A randomized controlled trial (RCT) is the “gold standard” research design for establishing cause and effect; its random assignment of participants to the treatment or the control group minimizes differences between the two groups. But a well designed and implemented quasi-experimental study can also support strong inferences by carefully matching the treatment group to a comparison group. For example, in regression discontinuity designs, which WestEd researchers have written about, participants in a program or intervention are chosen based on a cut score for an eligibility measure, such as an achievement score. Students just above the cut score enter the program and their outcomes are compared to those of their counterparts who were just below the cut score and, therefore, did not enter the program.
Impact studies conducted at WestEd range from large, school-based trials (with dozens of schools, hundreds of teachers, and thousands of students) to more rapid, small-scale studies (involving 20–30 students at a time). WestEd’s studies use state-of-the-art techniques and aim to make practical contributions to professional practice in education and other fields, as well as to advance theoretical understanding of what works and how.

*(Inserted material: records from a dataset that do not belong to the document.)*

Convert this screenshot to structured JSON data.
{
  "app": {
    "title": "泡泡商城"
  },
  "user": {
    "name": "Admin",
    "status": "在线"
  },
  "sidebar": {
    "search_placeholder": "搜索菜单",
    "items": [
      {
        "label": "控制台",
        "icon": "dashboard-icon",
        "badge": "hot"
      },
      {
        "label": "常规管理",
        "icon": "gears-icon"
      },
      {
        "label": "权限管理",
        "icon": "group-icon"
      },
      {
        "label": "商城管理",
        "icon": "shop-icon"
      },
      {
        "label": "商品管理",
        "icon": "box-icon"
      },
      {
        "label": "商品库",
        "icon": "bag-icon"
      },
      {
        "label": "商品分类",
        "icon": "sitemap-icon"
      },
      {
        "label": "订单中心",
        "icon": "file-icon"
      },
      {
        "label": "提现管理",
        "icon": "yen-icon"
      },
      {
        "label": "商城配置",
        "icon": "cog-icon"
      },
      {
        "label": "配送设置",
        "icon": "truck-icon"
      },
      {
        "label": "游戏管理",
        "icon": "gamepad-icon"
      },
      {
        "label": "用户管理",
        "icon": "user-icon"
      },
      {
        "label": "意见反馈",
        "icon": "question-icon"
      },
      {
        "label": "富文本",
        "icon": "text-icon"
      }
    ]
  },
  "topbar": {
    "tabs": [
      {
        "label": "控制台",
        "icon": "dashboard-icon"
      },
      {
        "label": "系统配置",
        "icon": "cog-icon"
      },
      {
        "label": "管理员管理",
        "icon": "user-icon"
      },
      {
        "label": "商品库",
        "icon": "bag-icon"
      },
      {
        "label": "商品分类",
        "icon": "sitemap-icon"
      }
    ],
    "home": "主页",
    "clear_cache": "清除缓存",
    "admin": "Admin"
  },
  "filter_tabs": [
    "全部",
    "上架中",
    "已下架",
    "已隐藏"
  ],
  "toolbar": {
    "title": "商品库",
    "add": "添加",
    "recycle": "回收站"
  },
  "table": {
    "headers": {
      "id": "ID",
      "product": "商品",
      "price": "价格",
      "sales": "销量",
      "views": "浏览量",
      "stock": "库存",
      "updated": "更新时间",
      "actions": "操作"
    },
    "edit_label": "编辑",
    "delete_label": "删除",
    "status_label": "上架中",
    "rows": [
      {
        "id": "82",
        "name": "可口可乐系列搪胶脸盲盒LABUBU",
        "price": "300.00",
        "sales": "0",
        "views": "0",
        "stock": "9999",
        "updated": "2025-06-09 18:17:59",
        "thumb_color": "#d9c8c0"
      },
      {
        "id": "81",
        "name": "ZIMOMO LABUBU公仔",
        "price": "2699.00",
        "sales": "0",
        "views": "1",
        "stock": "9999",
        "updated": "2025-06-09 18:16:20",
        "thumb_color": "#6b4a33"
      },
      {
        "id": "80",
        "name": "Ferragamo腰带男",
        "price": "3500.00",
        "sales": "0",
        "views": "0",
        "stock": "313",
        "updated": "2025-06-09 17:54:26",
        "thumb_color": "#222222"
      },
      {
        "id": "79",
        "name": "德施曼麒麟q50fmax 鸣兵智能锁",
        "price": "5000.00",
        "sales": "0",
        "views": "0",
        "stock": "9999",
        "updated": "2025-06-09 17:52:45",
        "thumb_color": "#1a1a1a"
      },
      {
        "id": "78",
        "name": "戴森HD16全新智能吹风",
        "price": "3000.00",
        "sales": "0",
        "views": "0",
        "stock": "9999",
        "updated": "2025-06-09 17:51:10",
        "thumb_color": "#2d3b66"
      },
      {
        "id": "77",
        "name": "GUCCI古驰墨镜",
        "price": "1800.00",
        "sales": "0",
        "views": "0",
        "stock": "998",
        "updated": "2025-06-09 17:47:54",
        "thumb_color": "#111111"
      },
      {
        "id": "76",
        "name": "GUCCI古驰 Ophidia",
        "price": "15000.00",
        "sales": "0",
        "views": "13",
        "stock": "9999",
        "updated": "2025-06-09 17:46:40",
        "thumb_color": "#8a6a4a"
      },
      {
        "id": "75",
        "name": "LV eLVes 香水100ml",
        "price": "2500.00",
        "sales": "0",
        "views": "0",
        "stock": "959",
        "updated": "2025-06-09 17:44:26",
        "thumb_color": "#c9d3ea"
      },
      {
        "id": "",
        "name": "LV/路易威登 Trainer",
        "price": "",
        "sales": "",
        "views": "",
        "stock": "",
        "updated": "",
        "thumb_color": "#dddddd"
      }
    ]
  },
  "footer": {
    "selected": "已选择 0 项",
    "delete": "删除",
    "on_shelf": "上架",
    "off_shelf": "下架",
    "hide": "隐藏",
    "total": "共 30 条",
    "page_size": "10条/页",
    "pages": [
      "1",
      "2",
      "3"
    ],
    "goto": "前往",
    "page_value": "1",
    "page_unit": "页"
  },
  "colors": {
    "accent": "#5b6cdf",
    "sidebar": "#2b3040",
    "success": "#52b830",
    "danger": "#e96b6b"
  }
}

Illustrative examples from our work
Investing in Innovation (i3) studies
Often, WestEd serves as evaluator on grants funded by state or federal agencies. For example, WestEd researchers have conducted three impact studies of programs funded under the federal Investing in Innovation (i3) grants initiative. One study was an RCT and two were quasi-experimental designs, with all three meeting the What Works Clearinghouse standards for their designs. The programs studied ranged from an arts program in Oregon to a STEM initiative in Nevada to a high school course in California that prepares students for college, the Expository Reading and Writing Course.

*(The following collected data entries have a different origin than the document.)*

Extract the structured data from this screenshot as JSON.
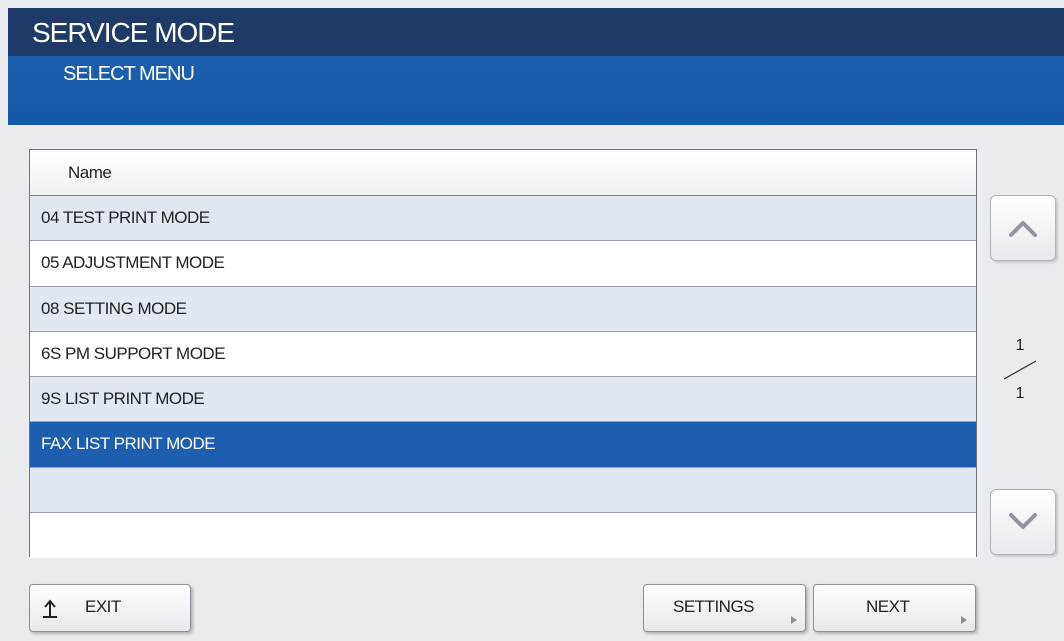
{
  "header": {
    "title": "SERVICE MODE",
    "subtitle": "SELECT MENU"
  },
  "table": {
    "column_header": "Name",
    "rows": [
      {
        "label": "04 TEST PRINT MODE",
        "selected": false
      },
      {
        "label": "05 ADJUSTMENT MODE",
        "selected": false
      },
      {
        "label": "08 SETTING MODE",
        "selected": false
      },
      {
        "label": "6S PM SUPPORT MODE",
        "selected": false
      },
      {
        "label": "9S LIST PRINT MODE",
        "selected": false
      },
      {
        "label": "FAX LIST PRINT MODE",
        "selected": true
      },
      {
        "label": "",
        "selected": false
      },
      {
        "label": "",
        "selected": false
      }
    ]
  },
  "pager": {
    "current": "1",
    "total": "1"
  },
  "buttons": {
    "exit": "EXIT",
    "settings": "SETTINGS",
    "next": "NEXT"
  },
  "colors": {
    "header_dark": "#1f3a68",
    "header_blue": "#1459a8",
    "selected_row": "#1d5fae",
    "alt_row": "#e2e8f2"
  }
}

Impact research building theory about how students learn
WestEd and partners are investigating ways that commonly used visuals and diagrams can be best arranged on a page or a screen to maximize learning in mathematics and science. This work involves a series of small-scale RCTs in which middle school students study visualizations of math and science concepts, and their understanding of those concepts is measured afterward. Spatial arrangements are deliberately varied to test general principles of visual processing and cognition. The studies provide guidance to teachers and curriculum developers about the best arrangement of visuals in instructional materials. Findings also build theory about how students process visualizations, which informs new studies.
Five university partners and WestEd formed the National Research & Development Center on Cognition & Mathematics Instruction to study whether revising an existing math curriculum using principles from research in cognitive science would improve student math outcomes. The center team revised student and teacher materials for seventh grade and ran a nationwide RCT to determine whether students benefited more from the new versus existing materials.

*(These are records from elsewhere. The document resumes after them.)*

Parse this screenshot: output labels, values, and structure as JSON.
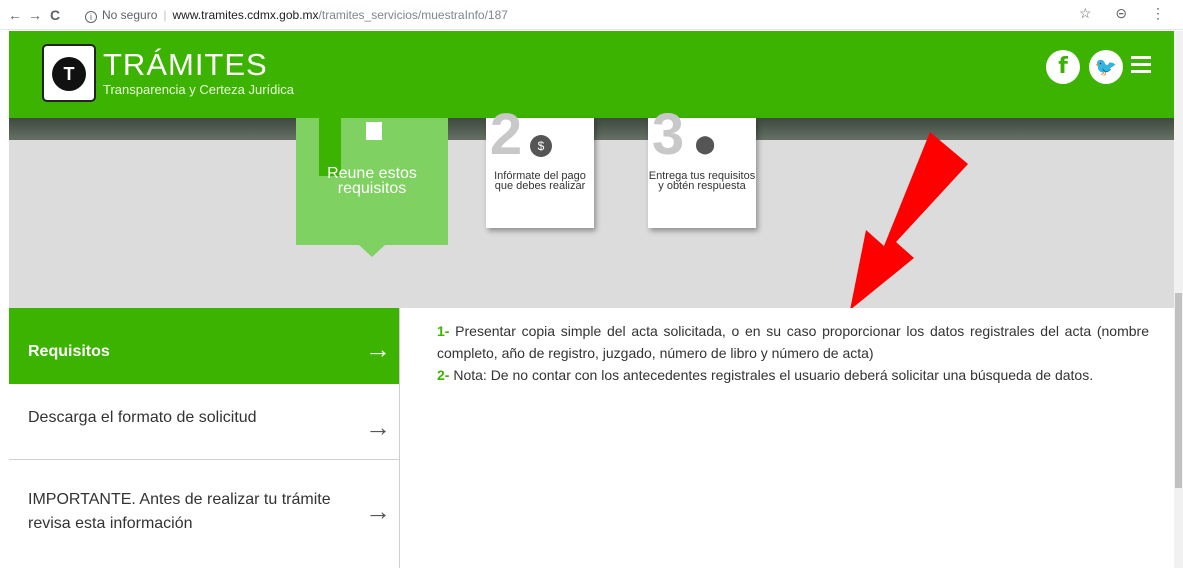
{
  "browser": {
    "back": "←",
    "forward": "→",
    "reload": "C",
    "insecure_label": "No seguro",
    "url_domain": "www.tramites.cdmx.gob.mx",
    "url_path": "/tramites_servicios/muestraInfo/187",
    "right_icons": "☆ ⊝ ⋮"
  },
  "header": {
    "logo_mark": "T",
    "title": "TRÁMITES",
    "subtitle": "Transparencia y Certeza Jurídica",
    "facebook_icon": "f",
    "twitter_icon": "🐦"
  },
  "steps": [
    {
      "number": "1",
      "label": "Reune estos requisitos"
    },
    {
      "number": "2",
      "label": "Infórmate del pago que debes realizar"
    },
    {
      "number": "3",
      "label": "Entrega tus requisitos y obtén respuesta"
    }
  ],
  "menu": [
    {
      "label": "Requisitos",
      "arrow": "→",
      "active": true
    },
    {
      "label": "Descarga el formato de solicitud",
      "arrow": "→",
      "active": false
    },
    {
      "label": "IMPORTANTE. Antes de realizar tu trámite revisa esta información",
      "arrow": "→",
      "active": false
    }
  ],
  "requirements": [
    {
      "num": "1-",
      "text": "Presentar copia simple del acta solicitada, o en su caso proporcionar los datos registrales del acta (nombre completo, año de registro, juzgado, número de libro y número de acta)"
    },
    {
      "num": "2-",
      "text": "Nota: De no contar con los antecedentes registrales el usuario deberá solicitar una búsqueda de datos."
    }
  ],
  "colors": {
    "brand_green": "#3cb300",
    "step_green": "#7fd161",
    "annotation_red": "#ff0000"
  }
}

Impact studies focusing at the local level
Educators in districts and at the state level turn to WestEd to help determine the impact of local programs. Studies can be carried out quickly, using outcome data already being collected. For example, REL West partnered with the Silicon Valley Education Foundation and local districts to study a summer school program, Elevate. The study report, released within a year, documented improvements in algebra readiness. A companion research brief was used by the school community to guide discussions of how to further strengthen outcomes.